Union of an ascending chain of proper ideals is a proper ideal.

Let $C$ be an ascending chain of ideals. Suppose for contrapositive that $\cup C$ is a unit ideal. $\cup C$ contains $1$. If $1$ is present in $\cup C$ then it must be present in some ideal in $C$, that ideal is a unit ideal, therefore $C$ is not an ascending chain of proper ideals, completing the contrapositive argument.

Every nonzero ring has a maximal ideal

Fix a ring $R$. Well-order its elements by $\kappa$ and denote the nth element by $r_\alpha$ for some ordinal $\alpha \in \kappa$. I will now define a function $f : \kappa^+ \to 2^R$, it sends ordinals less than or equal to $\kappa$ to subsets of $R$.

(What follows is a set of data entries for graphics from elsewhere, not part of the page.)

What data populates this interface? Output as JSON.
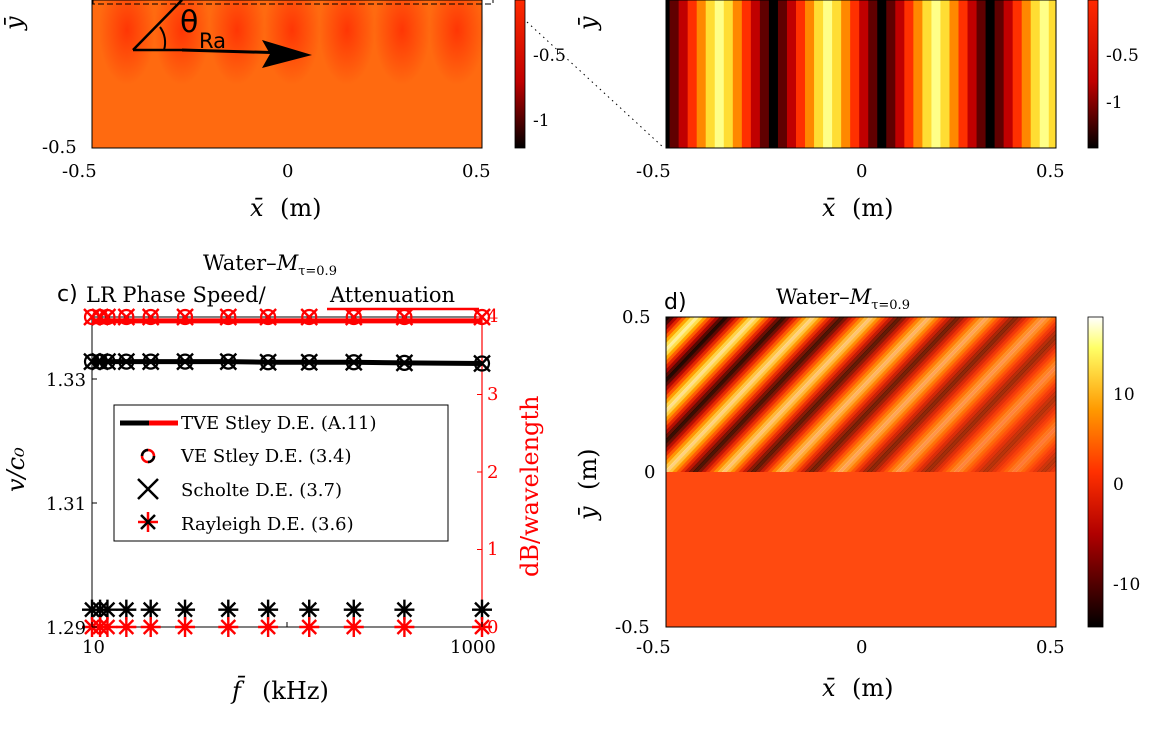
{
  "panel_a": {
    "angle_label": "θ",
    "angle_sub": "Ra",
    "x_ticks": [
      "-0.5",
      "0",
      "0.5"
    ],
    "y_ticks": [
      "-0.5"
    ],
    "xlabel_var": "x̄",
    "xlabel_unit": "(m)",
    "ylabel_var": "ȳ",
    "colorbar_ticks": [
      "-0.5",
      "-1"
    ]
  },
  "panel_b": {
    "x_ticks": [
      "-0.5",
      "0",
      "0.5"
    ],
    "xlabel_var": "x̄",
    "xlabel_unit": "(m)",
    "ylabel_var": "ȳ",
    "colorbar_ticks": [
      "-0.5",
      "-1"
    ]
  },
  "panel_c": {
    "letter": "c)",
    "title_line1_main": "Water–",
    "title_line1_sym": "M",
    "title_line1_sub": "τ=0.9",
    "title_line2_a": "LR Phase Speed/",
    "title_line2_b": "Attenuation",
    "x_ticks": [
      "10",
      "1000"
    ],
    "y_ticks_left": [
      "1.29",
      "1.31",
      "1.33"
    ],
    "y_ticks_right": [
      "0",
      "1",
      "2",
      "3",
      "4"
    ],
    "xlabel_var": "f̄",
    "xlabel_unit": "(kHz)",
    "ylabel_left": "v/c₀",
    "ylabel_right": "dB/wavelength",
    "legend": [
      {
        "label": "TVE Stley D.E. (A.11)"
      },
      {
        "label": "VE Stley D.E. (3.4)"
      },
      {
        "label": "Scholte D.E. (3.7)"
      },
      {
        "label": "Rayleigh D.E. (3.6)"
      }
    ]
  },
  "panel_d": {
    "letter": "d)",
    "title_main": "Water–",
    "title_sym": "M",
    "title_sub": "τ=0.9",
    "x_ticks": [
      "-0.5",
      "0",
      "0.5"
    ],
    "y_ticks": [
      "0.5",
      "0",
      "-0.5"
    ],
    "xlabel_var": "x̄",
    "xlabel_unit": "(m)",
    "ylabel_var": "ȳ",
    "ylabel_unit": "(m)",
    "colorbar_ticks": [
      "10",
      "0",
      "-10"
    ]
  },
  "colors": {
    "black_series": "#000000",
    "red_series": "#ff0000",
    "hot_dark": "#000000",
    "hot_red": "#e00000",
    "hot_orange": "#ff6600",
    "hot_yellow": "#ffff66",
    "hot_white": "#ffffff"
  },
  "chart_data": [
    {
      "type": "line",
      "panel": "c",
      "xscale": "log",
      "xlim": [
        10,
        1000
      ],
      "ylim_left": [
        1.29,
        1.34
      ],
      "ylim_right": [
        0,
        4
      ],
      "x": [
        10,
        11,
        12,
        15,
        20,
        30,
        50,
        80,
        130,
        220,
        400,
        1000
      ],
      "series": [
        {
          "name": "TVE Stley D.E. (A.11)",
          "axis": "left",
          "color": "#000000",
          "marker": "line",
          "values": [
            1.3328,
            1.3328,
            1.3328,
            1.3328,
            1.3328,
            1.3328,
            1.3328,
            1.3327,
            1.3327,
            1.3327,
            1.3326,
            1.3325
          ]
        },
        {
          "name": "TVE Stley D.E. (A.11)",
          "axis": "right",
          "color": "#ff0000",
          "marker": "line",
          "values": [
            3.95,
            3.95,
            3.95,
            3.95,
            3.95,
            3.95,
            3.95,
            3.95,
            3.95,
            3.95,
            3.95,
            3.95
          ]
        },
        {
          "name": "VE Stley D.E. (3.4)",
          "axis": "left",
          "color": "#000000",
          "marker": "circle",
          "values": [
            1.3328,
            1.3328,
            1.3328,
            1.3328,
            1.3328,
            1.3328,
            1.3328,
            1.3327,
            1.3327,
            1.3327,
            1.3326,
            1.3325
          ]
        },
        {
          "name": "VE Stley D.E. (3.4)",
          "axis": "right",
          "color": "#ff0000",
          "marker": "circle",
          "values": [
            4,
            4,
            4,
            4,
            4,
            4,
            4,
            4,
            4,
            4,
            4,
            4
          ]
        },
        {
          "name": "Scholte D.E. (3.7)",
          "axis": "left",
          "color": "#000000",
          "marker": "x",
          "values": [
            1.3328,
            1.3328,
            1.3328,
            1.3328,
            1.3328,
            1.3328,
            1.3328,
            1.3327,
            1.3327,
            1.3327,
            1.3326,
            1.3325
          ]
        },
        {
          "name": "Scholte D.E. (3.7)",
          "axis": "right",
          "color": "#ff0000",
          "marker": "x",
          "values": [
            4,
            4,
            4,
            4,
            4,
            4,
            4,
            4,
            4,
            4,
            4,
            4
          ]
        },
        {
          "name": "Rayleigh D.E. (3.6)",
          "axis": "left",
          "color": "#000000",
          "marker": "star",
          "values": [
            1.2928,
            1.2928,
            1.2928,
            1.2928,
            1.2928,
            1.2928,
            1.2928,
            1.2928,
            1.2928,
            1.2928,
            1.2928,
            1.2928
          ]
        },
        {
          "name": "Rayleigh D.E. (3.6)",
          "axis": "right",
          "color": "#ff0000",
          "marker": "star",
          "values": [
            0,
            0,
            0,
            0,
            0,
            0,
            0,
            0,
            0,
            0,
            0,
            0
          ]
        }
      ]
    },
    {
      "type": "heatmap",
      "panel": "d",
      "xlim": [
        -0.5,
        0.5
      ],
      "ylim": [
        -0.5,
        0.5
      ],
      "clim": [
        -15,
        17
      ],
      "colorbar_ticks": [
        10,
        0,
        -10
      ]
    }
  ]
}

• Let $f(0)$ be $(r_0)$ if it isn't a unit ideal else $(0)$.
• Let $f(\alpha^+)$ be $(r_{\alpha^+}, f(\alpha))$ if it isn't a unit ideal else $f(\alpha)$.
• Let $f(\lambda)$ where $\lambda$ is a limit ordinal be $(r_\lambda, f(\alpha) : \alpha \in \lambda)$ if it isn't unit ideal else $(f(\alpha) : \alpha \in \lambda)$.

$(f(\alpha) : \alpha \in \lambda)$ is never a unit ideal by our ascending chain of proper ideals lemma above.